Regia e sceneggiatura Richard Glatzer|Wash Westmoreland
Soggetto Lisa Genova
Con Julianne Moore|Kristen Stewart|Alec Baldwin|Kate Bosworth|Hunter Parrish
Alice è una professoressa e studiosa molto ricercata. Si occupa di linguistica e ha compiuto ricerche importanti che presenta a convegni e conferenze.
Il giorno del suo cinquantesimo compleanno, in un ristorante lussuoso, attorniata dalla sua famiglia, è una donna realizzata e felice. Sembra che ci sia un'unica macchia, un'unica preoccupazione, nella sua storia familiare e lavorativa. Alice infatti ha una bella carriera, un marito amorevole, una figlia laureata, sposata e speranzosa di avere un bambino, un figlio in procinto di diventare medico, ma è la figlia minore a darle qualche pensiero, ostinandosi nel non voler fare il college per inseguire il suo sogno di diventare attrice.
Un incipit che abbiamo già sentito? Certo e ora, se questo è il film drammatico che dice di essere, qualcosa di brutto arriverà a turbare la quiete e la felicità di questa signora. Ebbene qualcosa in arrivo effettivamente c'è, perché Alice comincia ad avere dei sintomi fastidiosi e preoccupanti. Recandosi da uno specialista riceve una tragica notizia che le sconvolgerà l'esistenza: si tratta di alzheimer precoce e per di più genetico, trasmesso da un padre che era morto troppo presto e troppo alcolizzato per saperlo.Il film racconta il terribilmente rapido procedere di questo incubo. Prima ti sfugge una parola, poi tutte le parole diventano inafferrabili, una frase letta è subito sparita, infine i volti delle persone diventano volti di estranei e non c'è viso caro che possa essere risparmiato, nemmeno volendolo davvero.
Still Alice è tratto dal romanzo omonimo, distribuito in Italia col titolo Perdersi, scritto nel 2007 da una neuropsichiatra americana, Lisa Genova. Il racconto, sul piano della narrazione, procede per luoghi comuni, situazioni già viste fin troppe volte nei film di questo genere: la figlia ribelle con la quale la madre stenta ad avere un dialogo e il loro riavvicinamento nel momento della malattia, un marito che la ama, ma non sa farlo fino in fondo, la casa in riva al mare piena di ricordi importanti, il grande discorso commovente e pieno di consapevolezza della protagonista a metà film, e un finale vagamente sospeso.

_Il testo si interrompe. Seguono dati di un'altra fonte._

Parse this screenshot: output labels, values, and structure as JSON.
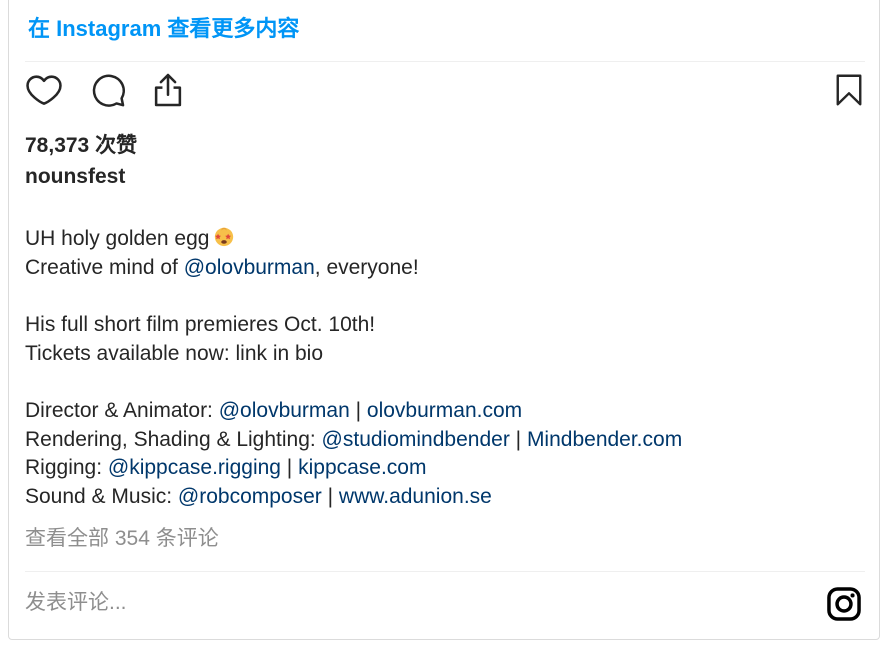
{
  "header": {
    "view_more_link": "在 Instagram 查看更多内容"
  },
  "actions": {
    "like_icon": "heart-icon",
    "comment_icon": "comment-icon",
    "share_icon": "share-icon",
    "save_icon": "bookmark-icon"
  },
  "post": {
    "likes": "78,373 次赞",
    "username": "nounsfest",
    "caption": {
      "line1_text": "UH holy golden egg",
      "line1_emoji": "star-struck-emoji",
      "line2_prefix": "Creative mind of ",
      "line2_mention": "@olovburman",
      "line2_suffix": ", everyone!",
      "line3": "His full short film premieres Oct. 10th!",
      "line4": "Tickets available now: link in bio",
      "credits": [
        {
          "label": "Director & Animator: ",
          "mention": "@olovburman",
          "sep": " | ",
          "link": "olovburman.com"
        },
        {
          "label": "Rendering, Shading & Lighting: ",
          "mention": "@studiomindbender",
          "sep": " | ",
          "link": "Mindbender.com"
        },
        {
          "label": "Rigging: ",
          "mention": "@kippcase.rigging",
          "sep": " | ",
          "link": "kippcase.com"
        },
        {
          "label": "Sound & Music: ",
          "mention": "@robcomposer",
          "sep": " | ",
          "link": "www.adunion.se"
        }
      ]
    },
    "view_comments": "查看全部 354 条评论"
  },
  "comment_box": {
    "placeholder": "发表评论...",
    "value": "",
    "logo_icon": "instagram-logo-icon"
  },
  "colors": {
    "link_blue": "#0095f6",
    "mention_blue": "#00376b",
    "text": "#262626",
    "muted": "#8e8e8e",
    "border": "#dbdbdb"
  }
}
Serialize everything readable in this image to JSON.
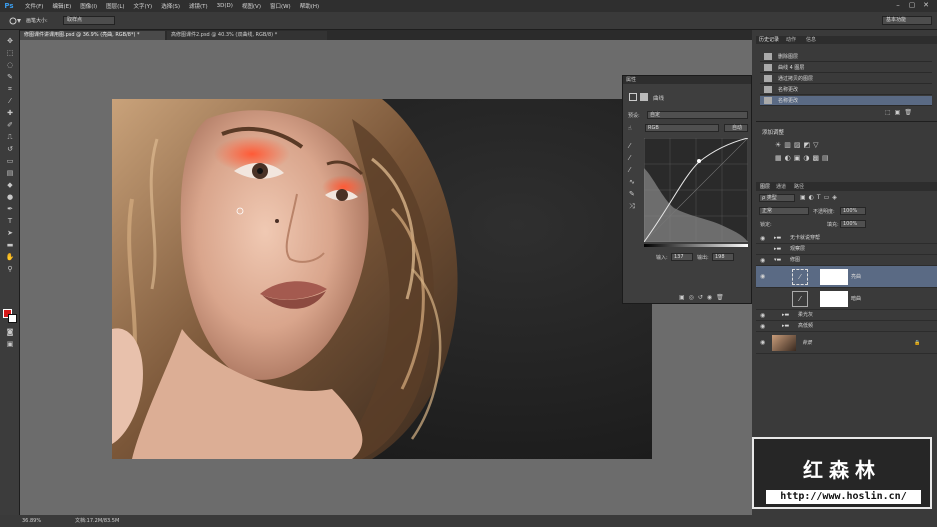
{
  "app": {
    "logo": "Ps"
  },
  "menu": [
    "文件(F)",
    "编辑(E)",
    "图像(I)",
    "图层(L)",
    "文字(Y)",
    "选择(S)",
    "滤镜(T)",
    "3D(D)",
    "视图(V)",
    "窗口(W)",
    "帮助(H)"
  ],
  "window_controls": [
    "–",
    "▢",
    "✕"
  ],
  "options": {
    "brush_size_label": "画笔大小:",
    "sample_value": "取样点",
    "workspace": "基本功能"
  },
  "tabs": [
    {
      "label": "修图课件讲课用图.psd @ 36.9% (亮曲, RGB/8*) *",
      "active": true
    },
    {
      "label": "高修图课件2.psd @ 40.3% (双曲线, RGB/8) *",
      "active": false
    }
  ],
  "status": {
    "zoom": "36.89%",
    "doc": "文档:17.2M/83.5M"
  },
  "history": {
    "tabs": [
      "历史记录",
      "动作",
      "信息"
    ],
    "items": [
      "删除图层",
      "曲线 4 图层",
      "通过拷贝的图层",
      "名称更改",
      "名称更改"
    ]
  },
  "adjustments": {
    "title": "添加调整"
  },
  "layers": {
    "tabs": [
      "图层",
      "通道",
      "路径"
    ],
    "kind": "ρ 类型",
    "blend_mode": "正常",
    "opacity_label": "不透明度:",
    "opacity_value": "100%",
    "lock_label": "锁定:",
    "fill_label": "填充:",
    "fill_value": "100%",
    "rows": [
      {
        "name": "无卡就说穿帮",
        "type": "group"
      },
      {
        "name": "观察层",
        "type": "group"
      },
      {
        "name": "修图",
        "type": "group-open"
      },
      {
        "name": "亮曲",
        "type": "curves",
        "selected": true
      },
      {
        "name": "暗曲",
        "type": "curves"
      },
      {
        "name": "柔光灰",
        "type": "group"
      },
      {
        "name": "高低频",
        "type": "group"
      },
      {
        "name": "背景",
        "type": "image"
      }
    ]
  },
  "properties": {
    "title": "属性",
    "subtitle": "曲线",
    "preset_label": "预设:",
    "preset_value": "自定",
    "channel": "RGB",
    "auto": "自动",
    "input_label": "输入:",
    "input_value": "137",
    "output_label": "输出:",
    "output_value": "198"
  },
  "watermark": {
    "title": "红森林",
    "url": "http://www.hoslin.cn/"
  }
}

Per questo motivo, purtroppo, come film non riesce a comunicare molto, a parte l’ovvia commozione dovuta al tema trattato, non è necessario dirlo.
Intorno ad Alice ci sono i familiari, che ci vengono presentati ma restano delle apparizioni fugaci e, probabilmente, sviluppando di più questi personaggi secondari il film avrebbe dialogato meglio con lo spettatore. Anzi alcune di queste brevi comparse fanno addirittura arrabbiare per la leggerezza con la quale buttano lì possibili approfondimenti di questa storia senza sfruttarli.
Tuttavia non gli possiamo negare alcuni meriti. Julianne Moore ci regala un'interpretazione fresca, mai sopra le righe o banale, non vuole solamente vendere un dolore come invece fa, ingenuamente, la trama del film. Il racconto della malattia in sé è ben fatto, l'Alzheimer viene narrato in maniera semplice, assolutamente adatta ad un film, senza inutili eccessi o la ricerca del momento strappalacrime a tutti i costi.
Anche questa volta, mi vien da proporre una riflessione musicale (cliccaci!). Quando non c'è più CURA, rimane l’AVERE CURA.
Forse questo possiamo leggerlo anche tra le righe della pellicola in una figlia che abbandona il suo sogno, silenziosamente, e si dedica alla sua mamma, nella sua casa. Sua madre è ancora Alice e la ragazza sembra averlo capito. Pare aver vinto solo lei contro una malattia che, ancor più che togliere al malato la possibilità di riconoscere i suoi cari, sfida i suoi cari a riconoscere nel malato una mamma, una sorella, un fratello. . .
Ma la forza del film viene meno se diventa necessario riraccontarselo a fine visione. Non avrebbero fatto male meno sottintesi fugaci e un bel messaggio forte e chiaro.